Brigitte Dussert : la Bourgogne vous est aussi très chère, non ?
L’altitude des vignes, l’inclinaison des pentes, la richesse des sous-sols en ressources minérales… Tout concourt donc ici, à faire la différence entre un bon vin et un vin sublime, et cela explique l’extrême diversité des grands vins bourguignons, qui leur donne cette typicité unique, où l’élégance prédomine toujours, en rouge comme en blanc. J’apprécie ces vignerons talentueux et passionnés, pour lesquels il n’y a nul besoin de fioritures ni de vinifications “gonflées”, et dont les prix sont bien souvent justifiés, même s’ils remontent. La Bourgogne est un paradoxe à l’état pur, où la nature, au travers des terroirs et des microclimats, est omniprésente. Comment expliquer que l’on puisse trouver autant de différence entre un Nuits-Saint-Georges ou un Pommard, un Meursault ou un Montrachet, quand on sait que le cépage (Pinot Noir ou Chardonnay) est unique, et que l’on ne peut pas “jouer” sur la proportion des raisins ? Quand on se promène entre les murets qui entourent les vignes des Grands crus, on voit qu’à quelques mètres de distance le sol ne produit pas les mêmes crus. L’altitude des vignes, selon qu’elles se situent à 150 ou 300 m, l’inclinaison des pentes (les meilleurs vins proviennent des mi-pentes), la richesse des sous-sols en ressources minérales, en sodium, en oligoéléments… Tout concourt ici, dans un “mouchoir de poche”, à faire la différence entre un bon vin et un vin sublime. Ajoutez à cela l’exposition (fondamentale) face aux mouvements du soleil, un territoire pauvre où la terre est rare, et vous comprendrez l’extrême diversité des grands vins bourguignons. Globalement, les Grands crus sont régulièrement “supérieurs” aux Premiers crus, l’exception et le talent de l’homme confirmant la règle.
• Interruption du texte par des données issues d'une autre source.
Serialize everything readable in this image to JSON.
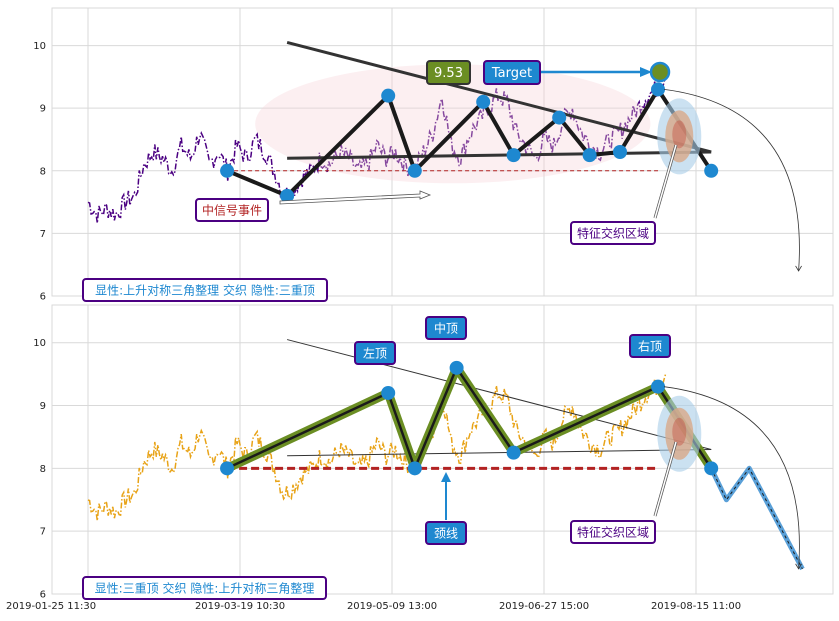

En Bourgogne, aux côtés d’une belle séquence qui comprend les millésimes 2012 à 2009, le 2008 est assez délicat, le millésime 2007 très réussi, très minéral, en blanc (très beaux Chablis) comme en rouge, ces derniers largement supérieurs au 2006. Les millésimes 2004, 2003, 2002, 2001, 2000 et 1999 sont très savoureux. Exceptionnel 2004, dans la lignée du 2000, dans les deux couleurs, qui côtoie donc un 2003 atypique, comme le grand 2005, qui demande de la patience. Superbes bouteilles en blancs dans les millésimes 2000, 1999, 1995 ou 1989, alors que les meilleurs rouges développent leur attrait dans les millésimes 1999, 1997, 1989, ou 1985.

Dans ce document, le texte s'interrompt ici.